Nicht weil das Produkt besser war. Sondern weil die Positionierung traf.

Der Vertrieb kann nur verkaufen, was er verstanden hat

Selbst die beste Positionierung stirbt, wenn sie nicht in den Vertrieb übergeht. Und damit meine ich nicht: ein weiteres Briefing, ein aktualisiertes Deck, eine neue Produktseite.

Ich meine: echtes Sales Enablement. Gesprächsleitfäden die auf reale Einwände antworten. Messaging-Frameworks die nach Zielgruppe differenzieren — nicht nach Produktlinie. Und regelmäßiges Feedback aus dem Feld, das zurück ins Marketing fließt.

In der Praxis erlebe ich häufig, dass Marketing und Vertrieb in parallelen Realitäten arbeiten. Marketing entwickelt Materialien, die der Vertrieb nicht verwendet. Der Vertrieb entwickelt eigene Argumente, die nicht zur Positionierung passen. Das Ergebnis ist inkonsistente Kommunikation — und ein Markt, der kein klares Bild des Unternehmens bekommt.

Die Lösung ist keine strukturelle. Es ist eine Frage der Zusammenarbeit: Wer definiert die Botschaft? Wer gibt Feedback?
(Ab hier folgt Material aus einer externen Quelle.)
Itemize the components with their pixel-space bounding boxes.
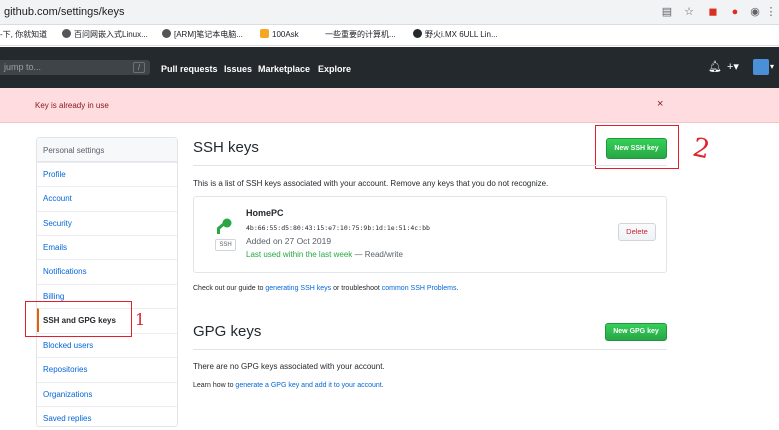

Und wer ist verantwortlich, wenn beides auseinanderläuft?

Timing ist unterschätzt

Ein letzter Punkt, der in GTM-Diskussionen selten vorkommt: das richtige Timing.
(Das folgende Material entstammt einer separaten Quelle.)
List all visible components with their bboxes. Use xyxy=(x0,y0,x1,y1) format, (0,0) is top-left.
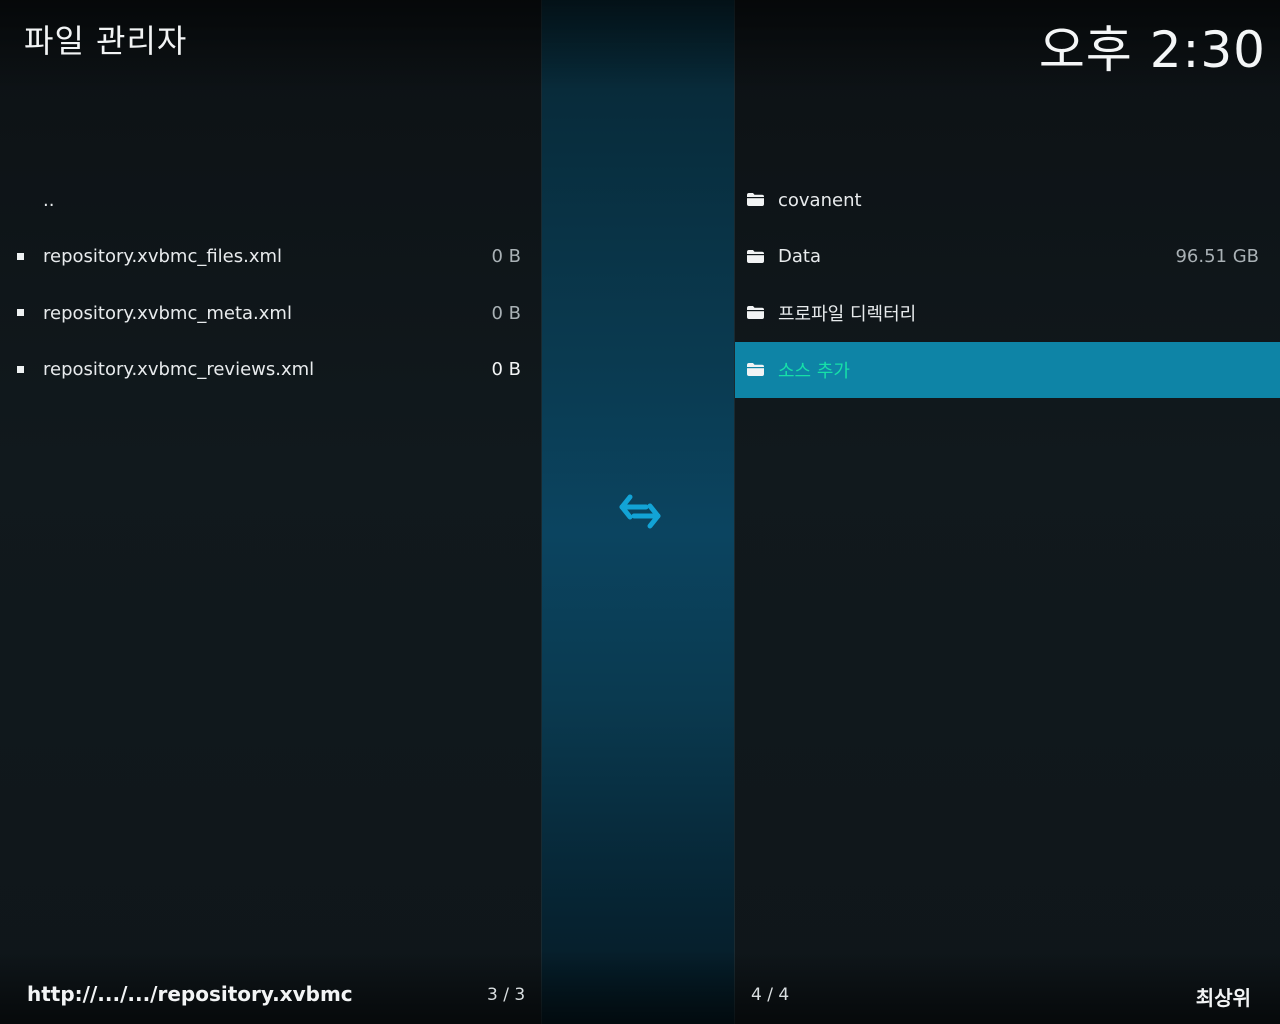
current-path: http://.../.../repository.xvbmc xyxy=(27,982,353,1006)
drive-size: 96.51 GB xyxy=(1175,246,1259,268)
folder-icon xyxy=(747,249,764,263)
clock: 오후 2:30 xyxy=(1038,21,1266,79)
folder-icon xyxy=(747,362,764,376)
list-item[interactable]: repository.xvbmc_meta.xml 0 B xyxy=(0,285,541,342)
list-item-label: 프로파일 디렉터리 xyxy=(778,304,917,326)
list-item-parent[interactable]: .. xyxy=(0,172,541,229)
file-size: 0 B xyxy=(491,246,521,268)
file-bullet-icon xyxy=(17,309,24,317)
right-pane xyxy=(735,0,1280,1024)
list-item-label: 소스 추가 xyxy=(778,360,850,382)
folder-icon xyxy=(747,193,764,207)
left-pane xyxy=(0,0,541,1024)
swap-arrows-icon[interactable] xyxy=(616,490,664,534)
list-item-label: repository.xvbmc_files.xml xyxy=(43,246,283,268)
file-size: 0 B xyxy=(491,302,521,324)
right-item-count: 4 / 4 xyxy=(751,985,790,1005)
file-bullet-icon xyxy=(17,252,24,260)
list-item-label: .. xyxy=(43,189,55,211)
current-location: 최상위 xyxy=(1195,986,1251,1010)
list-item[interactable]: Data 96.51 GB xyxy=(735,229,1280,286)
list-item-label: Data xyxy=(778,246,821,268)
list-item[interactable]: 프로파일 디렉터리 xyxy=(735,285,1280,342)
left-item-count: 3 / 3 xyxy=(487,985,526,1005)
list-item-label: repository.xvbmc_meta.xml xyxy=(43,302,292,324)
file-manager-screen: 파일 관리자 오후 2:30 .. repository.xvbmc_files… xyxy=(0,0,1280,1024)
file-size: 0 B xyxy=(491,359,521,381)
folder-icon xyxy=(747,306,764,320)
list-item[interactable]: covanent xyxy=(735,172,1280,229)
list-item-selected[interactable]: 소스 추가 xyxy=(735,341,1280,398)
list-item-label: covanent xyxy=(778,189,862,211)
list-item[interactable]: repository.xvbmc_reviews.xml 0 B xyxy=(0,342,541,399)
left-file-list: .. repository.xvbmc_files.xml 0 B reposi… xyxy=(0,172,541,398)
list-item[interactable]: repository.xvbmc_files.xml 0 B xyxy=(0,229,541,286)
page-title: 파일 관리자 xyxy=(24,22,188,60)
list-item-label: repository.xvbmc_reviews.xml xyxy=(43,359,315,381)
file-bullet-icon xyxy=(17,365,24,373)
right-source-list: covanent Data 96.51 GB 프로파일 디렉터리 소스 추가 xyxy=(735,172,1280,398)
Cloud-Kaufentscheidungen in Enterprise-Umgebungen folgen Zyklen — Budget, Compliance-Deadlines, Vertragslaufzeiten. Wer zu früh im Markt ist, erzieht den Markt auf eigene Kosten. Wer zu spät kommt, kämpft gegen etablierte Anbieter mit Wechselkosten als Schutzwall.
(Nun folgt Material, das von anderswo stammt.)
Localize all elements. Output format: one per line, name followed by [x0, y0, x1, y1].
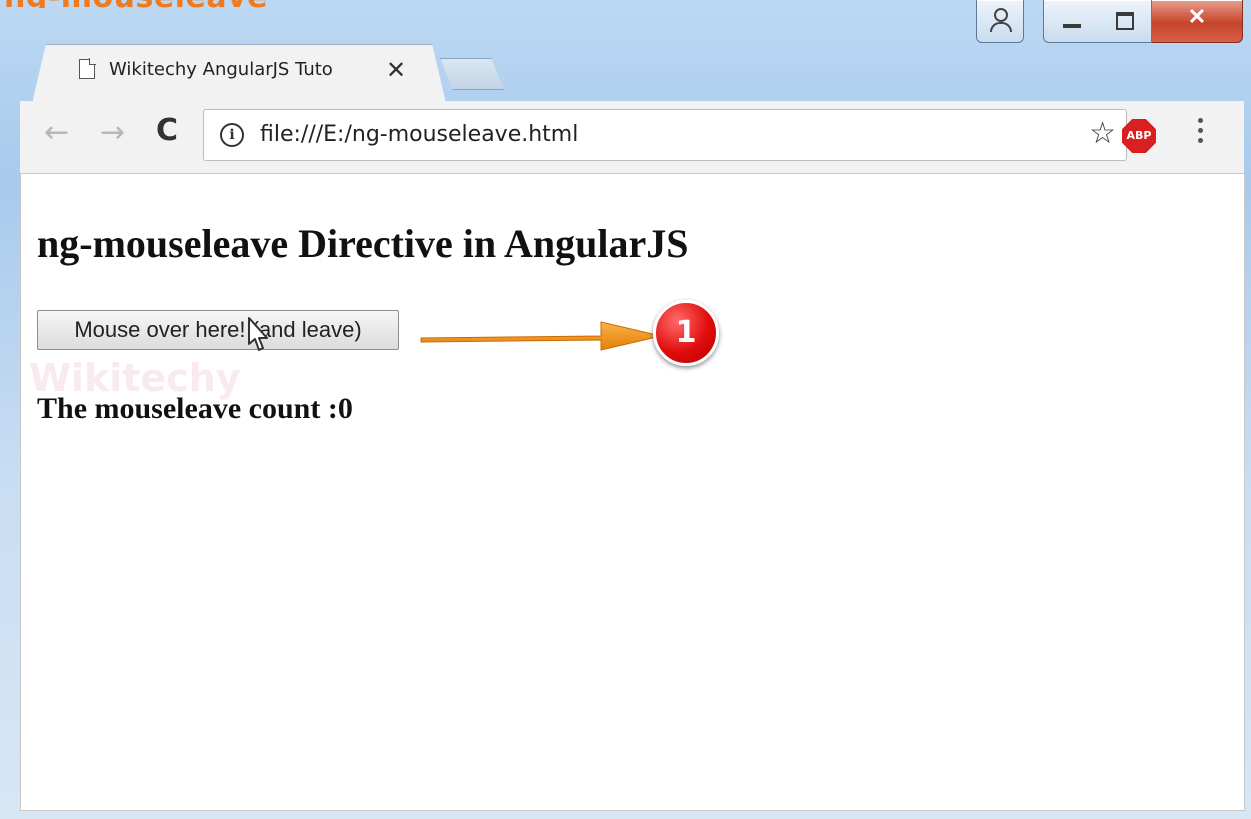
- callout-arrow-icon: [420, 321, 662, 351]
- star-icon[interactable]: ☆: [1089, 116, 1116, 151]
- minimize-button[interactable]: [1043, 0, 1101, 43]
- back-button[interactable]: ←: [44, 115, 69, 150]
- arrow-left-icon: ←: [44, 115, 70, 150]
- count-value: 0: [337, 392, 353, 425]
- page-viewport: ng-mouseleave Directive in AngularJS Wik…: [20, 174, 1245, 811]
- mouseleave-count: The mouseleave count :0: [37, 392, 353, 426]
- callout-badge: 1: [653, 300, 719, 366]
- reload-button[interactable]: C: [156, 113, 178, 148]
- address-url[interactable]: file:///E:/ng-mouseleave.html: [260, 122, 578, 147]
- maximize-icon: [1116, 12, 1134, 30]
- close-icon: ✕: [1187, 4, 1207, 29]
- mouse-over-button[interactable]: Mouse over here! (and leave): [37, 310, 399, 350]
- forward-button[interactable]: →: [100, 115, 125, 150]
- adblock-extension-button[interactable]: ABP: [1122, 119, 1156, 153]
- address-bar[interactable]: i file:///E:/ng-mouseleave.html ☆: [203, 109, 1127, 161]
- browser-toolbar: ← → C i file:///E:/ng-mouseleave.html ☆ …: [20, 101, 1244, 174]
- kebab-menu-icon[interactable]: [1198, 115, 1208, 148]
- arrow-right-icon: →: [100, 115, 126, 150]
- page-heading: ng-mouseleave Directive in AngularJS: [37, 221, 689, 266]
- count-label: The mouseleave count :: [37, 392, 338, 425]
- close-window-button[interactable]: ✕: [1152, 0, 1243, 43]
- user-icon: [994, 8, 1008, 22]
- mouse-cursor-icon: [248, 317, 268, 351]
- user-icon-body: [990, 22, 1012, 32]
- minimize-icon: [1063, 24, 1081, 28]
- info-icon[interactable]: i: [220, 123, 244, 147]
- tab-close-button[interactable]: ✕: [386, 56, 406, 85]
- document-icon: [79, 58, 96, 79]
- cropped-top-banner: ng-mouseleave: [4, 0, 268, 8]
- tab-title: Wikitechy AngularJS Tuto: [109, 59, 333, 80]
- reload-icon: C: [156, 113, 179, 148]
- user-profile-button[interactable]: [976, 0, 1024, 43]
- maximize-button[interactable]: [1099, 0, 1152, 43]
Der Sweet Spot liegt dort, wo ein regulatorisches oder technologisches Thema gerade groß genug geworden ist, um auf der Agenda zu erscheinen — aber noch nicht groß genug, um dass alle Entscheidungen bereits gefallen sind. In diesem Fenster kann eine klare Positionierung Marktanteile schaffen, die sich später schwer angreifen lassen.

Das setzt voraus, dass Marketing die Marktentwicklung beobachtet — nicht nur die eigene Pipeline.

Was wirklich zählt

Cloud-GTM-Strategien scheitern selten am Produkt. Sie scheitern an der Kombination aus unklarer Positionierung, fehlender Zielgruppendifferenzierung und einem Vertrieb der nicht die Sprache spricht, die Entscheider hören wollen.

Das lässt sich ändern. Aber nicht mit einem neuen Deck.

Es beginnt mit einer ehrlichen Antwort auf die Frage: Warum soll jemand wechseln — und warum jetzt? Wer diese Frage präzise beantworten kann, hat den wichtigsten Schritt einer GTM-Strategie bereits getan.